It came with a lass
King James V of Scotland died at Falkland Palace on 14 December 1542, aged just 30. He had received news of the Scottish defeat at the Battle of Solway Moss — a humiliating rout by English forces — and then learned that his wife Mary of Guise had given birth to a daughter rather than the male heir he desperately needed. According to tradition, on hearing the news he uttered the famous words: "It came with a lass, it will pass with a lass."
The phrase referred to the Stuart dynasty, which had gained the Scottish crown through Marjorie Bruce, daughter of Robert the Bruce. James was predicting that the dynasty would end with a girl — his newborn daughter Mary. In this, he was partly wrong: the Stuart line would continue through Mary and her son James VI. But the prophecy had an eerie resonance — the last Stuart monarch, Queen Anne, was indeed a woman, and with her death in 1714, the direct Stuart line ended.

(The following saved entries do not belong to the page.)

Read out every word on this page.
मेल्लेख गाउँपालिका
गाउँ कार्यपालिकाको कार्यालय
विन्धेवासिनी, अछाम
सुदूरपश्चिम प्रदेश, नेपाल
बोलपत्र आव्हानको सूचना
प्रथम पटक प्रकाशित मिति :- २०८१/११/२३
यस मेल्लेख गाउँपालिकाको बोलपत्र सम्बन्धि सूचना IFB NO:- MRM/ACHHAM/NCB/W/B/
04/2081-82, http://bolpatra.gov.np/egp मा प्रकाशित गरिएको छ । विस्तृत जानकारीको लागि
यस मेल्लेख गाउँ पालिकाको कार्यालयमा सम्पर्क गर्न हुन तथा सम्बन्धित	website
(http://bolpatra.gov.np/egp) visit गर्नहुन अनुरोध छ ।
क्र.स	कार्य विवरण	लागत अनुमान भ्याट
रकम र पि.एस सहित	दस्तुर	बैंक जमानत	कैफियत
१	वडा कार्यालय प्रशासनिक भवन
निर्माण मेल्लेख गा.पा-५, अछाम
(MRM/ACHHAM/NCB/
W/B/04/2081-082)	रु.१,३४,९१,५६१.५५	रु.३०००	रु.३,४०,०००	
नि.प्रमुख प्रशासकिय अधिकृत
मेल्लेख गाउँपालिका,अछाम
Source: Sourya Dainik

James V had been a complex king. He was cultured, building the magnificent Renaissance palace at Falkland and the additions to Stirling Castle. He was also authoritarian and acquisitive, crushing the power of the Douglas family and enriching the crown. His two French marriages strengthened the Auld Alliance but alienated Henry VIII, who wanted Scotland as a satellite rather than a French ally. James's death left Scotland in the worst possible position: a week-old queen, a regency government riven by faction, and Henry VIII preparing to seize the infant Mary by force.
The regency that followed was chaotic. Scotland was torn between pro-English and pro-French factions, with the infant queen as the prize. The Rough Wooing — Henry VIII's military campaign to force a marriage alliance — devastated southern Scotland. Mary was eventually sent to France for safety, beginning the extraordinary journey that would take her from the cradle to the scaffold. Falkland Palace, where James V died, still stands in the village of Falkland in Fife — one of Scotland's finest Renaissance buildings and one of the most atmospheric royal residences in the country.